Поезд в обратную сторону
Когда Людмила Степановна садилась в тот поезд, сомнений уже не оставалось — решение принято. Не от отчаяния, не по прихоти — просто наступило то утро, когда кружка выскользнула из рук, и она не стала её поднимать. Шестьдесят четыре года — не пора для бегства, но и не приговор вечному одиночеству.
На ней было драповое пальто, в руках — сумка со старым паспортом, деревянной расчёской, потёртой фотографией и баночкой смородинового варенья. Не вещи — доказательства: «Я жила. Живу». Она ни с кем не попрощалась. Соседка по лестничной клетке так и не узнала, куда пропала её тихая, незаметная соседка. Свет горел, сберкнижка осталась нетронутой. Людмила просто ушла. Беззвучно, по-осеннему — как туман над рекой перед рассветом.
Сын не звонил четыре года. Невестка вскользь бросала, что свекровь «тяготит», «живёт старыми предрассудками», «не даёт дышать». Людмила молчала. Молчала годами. Но в одно утро осознала: если не уйдёт сейчас — растворится навсегда. В пустоте. В тишине. В ожидании звонка, который так и не раздастся.
Город, в который она ехала, помнила с юности: обшарпанные фасады, дух дыма из труб и влажной земли после дождя, вековые клёны вдоль главной улицы. Никто её там не ждал. Но она ехала не за этим. Ей надо было отыскать ту самую — девочку в платочке, женщину с верой, мать, которая ещё помнила, как обнимать, а не осуждать.

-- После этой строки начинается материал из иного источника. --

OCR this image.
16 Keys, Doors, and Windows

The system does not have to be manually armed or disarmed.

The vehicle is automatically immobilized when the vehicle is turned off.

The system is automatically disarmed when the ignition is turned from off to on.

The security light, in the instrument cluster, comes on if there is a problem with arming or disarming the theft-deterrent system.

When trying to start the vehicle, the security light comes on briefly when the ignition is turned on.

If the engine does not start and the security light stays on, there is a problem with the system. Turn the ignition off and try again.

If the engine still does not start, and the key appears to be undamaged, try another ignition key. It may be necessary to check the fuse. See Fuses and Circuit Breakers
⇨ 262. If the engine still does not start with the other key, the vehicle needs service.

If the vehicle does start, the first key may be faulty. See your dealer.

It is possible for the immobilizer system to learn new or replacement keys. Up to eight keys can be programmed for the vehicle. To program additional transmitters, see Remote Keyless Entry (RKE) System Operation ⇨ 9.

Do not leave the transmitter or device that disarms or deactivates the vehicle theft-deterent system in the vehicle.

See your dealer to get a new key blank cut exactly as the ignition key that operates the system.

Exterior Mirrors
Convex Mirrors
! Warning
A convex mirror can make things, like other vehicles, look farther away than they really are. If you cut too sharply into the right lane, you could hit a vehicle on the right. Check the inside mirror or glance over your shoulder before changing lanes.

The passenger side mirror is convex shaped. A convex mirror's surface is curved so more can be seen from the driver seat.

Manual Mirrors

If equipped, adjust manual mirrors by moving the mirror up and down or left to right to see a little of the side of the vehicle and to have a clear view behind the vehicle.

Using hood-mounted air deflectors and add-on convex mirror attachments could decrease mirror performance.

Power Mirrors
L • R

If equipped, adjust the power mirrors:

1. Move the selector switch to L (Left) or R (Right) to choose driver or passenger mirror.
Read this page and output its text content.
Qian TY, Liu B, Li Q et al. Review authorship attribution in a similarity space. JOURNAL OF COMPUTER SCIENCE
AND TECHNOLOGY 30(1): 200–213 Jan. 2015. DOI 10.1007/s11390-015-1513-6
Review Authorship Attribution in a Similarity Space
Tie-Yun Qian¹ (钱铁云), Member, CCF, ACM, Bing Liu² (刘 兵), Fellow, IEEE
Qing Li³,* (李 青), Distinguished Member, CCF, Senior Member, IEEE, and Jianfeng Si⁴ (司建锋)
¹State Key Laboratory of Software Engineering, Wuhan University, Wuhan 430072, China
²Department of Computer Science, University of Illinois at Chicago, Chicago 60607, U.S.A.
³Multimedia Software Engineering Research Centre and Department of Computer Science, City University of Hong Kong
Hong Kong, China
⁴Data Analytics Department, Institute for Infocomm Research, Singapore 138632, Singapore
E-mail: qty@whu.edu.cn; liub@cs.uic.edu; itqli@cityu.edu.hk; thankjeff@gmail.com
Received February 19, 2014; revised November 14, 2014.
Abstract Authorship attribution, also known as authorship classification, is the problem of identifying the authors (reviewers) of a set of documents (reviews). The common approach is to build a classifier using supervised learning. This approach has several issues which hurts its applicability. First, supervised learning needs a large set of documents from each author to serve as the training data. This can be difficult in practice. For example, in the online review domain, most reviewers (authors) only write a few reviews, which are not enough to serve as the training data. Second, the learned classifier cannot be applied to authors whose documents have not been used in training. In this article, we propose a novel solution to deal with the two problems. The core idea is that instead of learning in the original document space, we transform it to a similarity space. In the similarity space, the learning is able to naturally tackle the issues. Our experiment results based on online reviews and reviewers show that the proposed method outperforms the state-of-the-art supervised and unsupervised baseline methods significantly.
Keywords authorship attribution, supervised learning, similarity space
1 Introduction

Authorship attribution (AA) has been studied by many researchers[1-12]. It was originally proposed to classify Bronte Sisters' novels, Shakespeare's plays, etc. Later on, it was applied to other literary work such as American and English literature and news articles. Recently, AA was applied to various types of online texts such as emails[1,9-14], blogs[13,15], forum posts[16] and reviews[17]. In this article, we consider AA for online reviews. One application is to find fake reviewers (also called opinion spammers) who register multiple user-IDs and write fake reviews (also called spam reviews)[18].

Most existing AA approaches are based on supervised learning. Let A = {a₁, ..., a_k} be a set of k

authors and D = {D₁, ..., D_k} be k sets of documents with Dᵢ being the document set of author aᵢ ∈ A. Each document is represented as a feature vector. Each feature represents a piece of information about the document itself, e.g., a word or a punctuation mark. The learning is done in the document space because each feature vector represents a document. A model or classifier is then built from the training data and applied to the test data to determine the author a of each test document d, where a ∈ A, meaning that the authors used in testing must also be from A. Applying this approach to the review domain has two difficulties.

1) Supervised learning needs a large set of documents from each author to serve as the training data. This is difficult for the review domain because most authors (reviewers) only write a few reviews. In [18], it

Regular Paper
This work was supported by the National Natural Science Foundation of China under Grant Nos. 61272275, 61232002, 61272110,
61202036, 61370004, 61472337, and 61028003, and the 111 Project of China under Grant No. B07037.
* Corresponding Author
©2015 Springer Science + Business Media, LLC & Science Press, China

Комнату сняла у старушки-соседки — крепкой, морщинистой, с добрыми глазами. Там пахло воском и сушёной мятой. Тепло шло не от батарей — от печки, от пола, от только что испечённого ржаного хлеба. Людмила помогала по хозяйству: мыла полы, таскала воду из колодца, вытирала пыль с рам — чтобы видеть улицу, а не своё усталое отражение.
Потом стала ходить в библиотеку. Без оформления. Просто приходила, расставляла книги, вытирала полки, ставила самовар для работников. Через две недели с ней начали перекидываться парой слов. Через полгода — спрашивали мнения. Одна девушка робко поинтересовалась: «Посоветуйте книгу, чтобы душа не ныла». Людмила протянула ей «Анну Каренину». Не объясняя — просто положила на ладонь.
О прошлом не рассказывала. Не из-за стыда — из-за боли. Как объяснить, что быть лишней в своём же доме хуже, чем быть одной? Что дом — не стены, а голос, который так и не позвал. Она писала сыну. Письма — аккуратные, в линеечку. Про соседского кота, про первый снег, про пироги с капустой. Между строк — любовь. Усталая, затаённая, но тёплая.
Ответ пришёл ранней весной. На простой бумаге. Мятый, с кляксами:
«Мама, прости. Хочешь — вернись. Или скажи, куда ехать мне. Я всё осознал».
Она долго сидела, сжимая письмо в руках. Сердце не колотилось — стучало размеренно, как часы с кукушкой. Потом встала, поправила платок у зеркала, накинула пальто. Ту же сумку. В неё положила новую баночку варенья. Из смородины. Густого, как слёзы.
Поезд. Новый билет. Перрон. Только теперь — не в один конец. А назад. Не к тому, что потеряно, а к тому, что ещё можно вернуть.